Zoë Tucker’s Bio & Platform

Bio

Zoë Tucker is a grad student in STEM. She started out in fandom reading original works on FictionPress and wrote her first fanfiction in a wide ruled notebook that was (thankfully) never to be seen by the world. It took her another three years to realize that other people also had strong enough opinions on the endings of books to write new endings themselves and started out reading fix-it fic on fanfiction.net. She migrated to the AO3 when she found its superb filtering system. She is a fandom-trawling multi-shipper and wants your OT3 recs.

Zoë started keeping an eye out on applications for Organization for Transformative Works (OTW) volunteer positions that suited her in 2017 and decided to apply as a tag wrangler in September. She joined the Support committee the following June (and could then resolve her most recently submitted Support ticket on her own!) and the Tag Wrangling Supervisors team in late 2019. One of her main goals is working to improve the user experience on AO3. Zoë especially enjoys answering support tickets about wrangling, and prefers to wrangle small fandoms where she gets to make the new character and relationship tags that users want. In all areas of her life she works to leave things at least a little better than she found them.

Platform

1. Why did you decide to run for election to the Board?

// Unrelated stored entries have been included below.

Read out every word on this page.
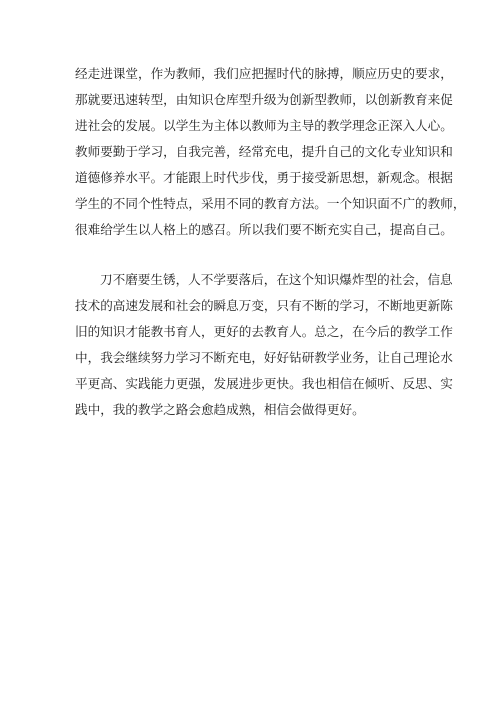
经走进课堂，作为教师，我们应把握时代的脉搏，顺应历史的要求，
那就要迅速转型，由知识仓库型升级为创新型教师，以创新教育来促
进社会的发展。以学生为主体以教师为主导的教学理念正深入人心。
教师要勤于学习，自我完善，经常充电，提升自己的文化专业知识和
道德修养水平。才能跟上时代步伐，勇于接受新思想，新观念。根据
学生的不同个性特点，采用不同的教育方法。一个知识面不广的教师，
很难给学生以人格上的感召。所以我们要不断充实自己，提高自己。
刀不磨要生锈，人不学要落后，在这个知识爆炸型的社会，信息
技术的高速发展和社会的瞬息万变，只有不断的学习，不断地更新陈
旧的知识才能教书育人，更好的去教育人。总之，在今后的教学工作
中，我会继续努力学习不断充电，好好钻研教学业务，让自己理论水
平更高、实践能力更强，发展进步更快。我也相信在倾听、反思、实
践中，我的教学之路会愈趋成熟，相信会做得更好。
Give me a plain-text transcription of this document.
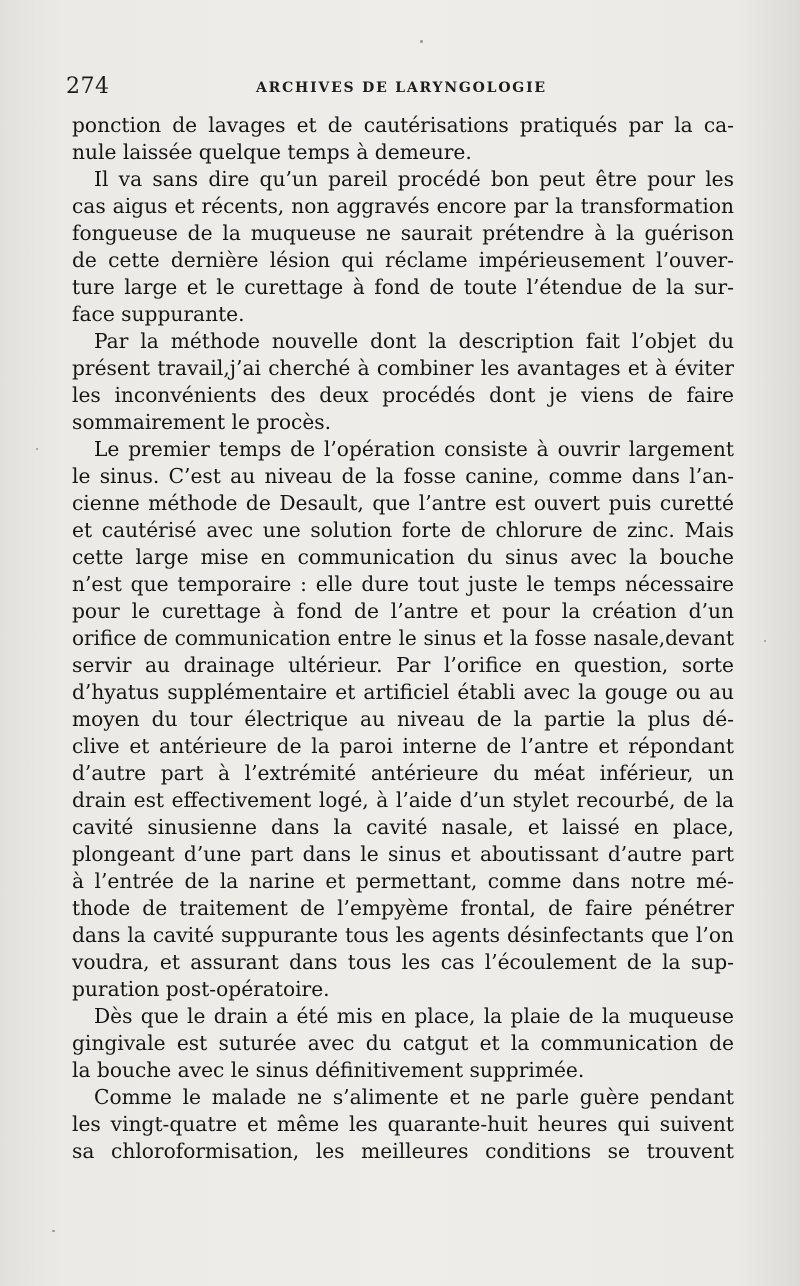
274	ARCHIVES DE LARYNGOLOGIE
ponction de lavages et de cautérisations pratiqués par la ca-
nule laissée quelque temps à demeure.
Il va sans dire qu’un pareil procédé bon peut être pour les
cas aigus et récents, non aggravés encore par la transformation
fongueuse de la muqueuse ne saurait prétendre à la guérison
de cette dernière lésion qui réclame impérieusement l’ouver-
ture large et le curettage à fond de toute l’étendue de la sur-
face suppurante.
Par la méthode nouvelle dont la description fait l’objet du
présent travail,j’ai cherché à combiner les avantages et à éviter
les inconvénients des deux procédés dont je viens de faire
sommairement le procès.
Le premier temps de l’opération consiste à ouvrir largement
le sinus. C’est au niveau de la fosse canine, comme dans l’an-
cienne méthode de Desault, que l’antre est ouvert puis curetté
et cautérisé avec une solution forte de chlorure de zinc. Mais
cette large mise en communication du sinus avec la bouche
n’est que temporaire : elle dure tout juste le temps nécessaire
pour le curettage à fond de l’antre et pour la création d’un
orifice de communication entre le sinus et la fosse nasale,devant
servir au drainage ultérieur. Par l’orifice en question, sorte
d’hyatus supplémentaire et artificiel établi avec la gouge ou au
moyen du tour électrique au niveau de la partie la plus dé-
clive et antérieure de la paroi interne de l’antre et répondant
d’autre part à l’extrémité antérieure du méat inférieur, un
drain est effectivement logé, à l’aide d’un stylet recourbé, de la
cavité sinusienne dans la cavité nasale, et laissé en place,
plongeant d’une part dans le sinus et aboutissant d’autre part
à l’entrée de la narine et permettant, comme dans notre mé-
thode de traitement de l’empyème frontal, de faire pénétrer
dans la cavité suppurante tous les agents désinfectants que l’on
voudra, et assurant dans tous les cas l’écoulement de la sup-
puration post-opératoire.
Dès que le drain a été mis en place, la plaie de la muqueuse
gingivale est suturée avec du catgut et la communication de
la bouche avec le sinus définitivement supprimée.
Comme le malade ne s’alimente et ne parle guère pendant
les vingt-quatre et même les quarante-huit heures qui suivent
sa chloroformisation, les meilleures conditions se trouvent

Fundamentally, the reason I want to be on Board is that I love the OTW. While my skill set and available time does not allow me to join every committee, I would still like to do as much as I can for the OTW as a whole. Being on the Board of Directors would give me another opportunity to help. I believe in the mission of the OTW and both the internal community of the organization and its place amongst fannish communities. I’m confident the skills I’ve acquired here could be put to use in helping the organization at large, outside of the work I can do within my committees. I want to be on deck to help when problems come up for the OTW and I hope to lighten the load on the chairs of our committees while understanding and respecting their committee-specific expertise.

2. What skills and/or experience would you bring to the Board?

My strengths lie in communication and attention to detail. I view myself as being able to effectively convey information without causing any undue tension. I was president of two organizations my last year at university, having been secretary, vice president, and treasurer in the years before. I know how it feels to be among the first people in line to deal with issues as they arise. While leadership can be stressful, I find it to be worthwhile because it gives me a deeper understanding into the foundations and underlying work of an organization. What I hope to have the opportunity to bring to the Board is a willingness and capacity to listen deeply, the desire to do more good than harm, and the ability to speak thoughtfully and completely even in times of stress.

3. Choose one or two goals for the OTW that are important to you and that you would be interested in working on during your term. Why do you value these goals? How would you work with others to achieve them?

I am wary of making wider goals for the OTW outside of my own experiences within it, but I would like to see us, as an organization, working towards updating committee-specific and organization-wide documentation to provide more transparency on the underlying foundations of the decisions volunteers make every day. In order to achieve that goal, we will have to update our internal documentation, a continuous and underappreciated task. As a Tag Wrangling Supervisor, I am very familiar with how much simpler objectives can appear before one sees all the nuts and bolts of the internal workings. Although every committee must prioritize its specific tasks, I would like to help the OTW garner some enthusiasm for developing documentation that can be easily accessed by our community and staff. Good internal documentation will make our committees more efficient and will lead to clearer external documentation and a better user experience.

4. What is your experience with the OTW’s projects and how would you collaborate with the relevant committees to support and strengthen them? Try to include a range of projects, though feel free to emphasize particular ones you have experience with.

Most of my experience is related to the Archive, but through our internal chat platform I have been exposed to the work of other committees related to many of the OTW’s projects. I believe that the people who best know what will be helpful to each committee are the people within that committee. In general, I think the best supportive action the Board can take is to ask what a committee needs to run more smoothly and try to provide that assistance as much as is possible. That said, cross-committee work is necessary for all OTW projects, and I believe the Board can be a helpful resource for facilitating that communication.

5. How would you balance your Board work with other roles in the OTW, or how do you plan to hand over your current roles to focus on Board work?

My current responsibilities to the OTW are as a Tag Wrangler, Tag Wrangling Supervisor, and Support Committee member. I don’t feel that my current workload is overly burdensome or incompatible with running for or being on the Board, but if that changes I would consider handing off my larger wrangled fandoms or even retiring from support. Many things that have slowed down due to quarantine in my regular life will slowly pick back up, but I anticipate being able to incorporate potential Board responsibilities into my routine as life returns to something approaching normal. I do not foresee having a major problem balancing Board work with my other responsibilities to the OTW or my external responsibilities.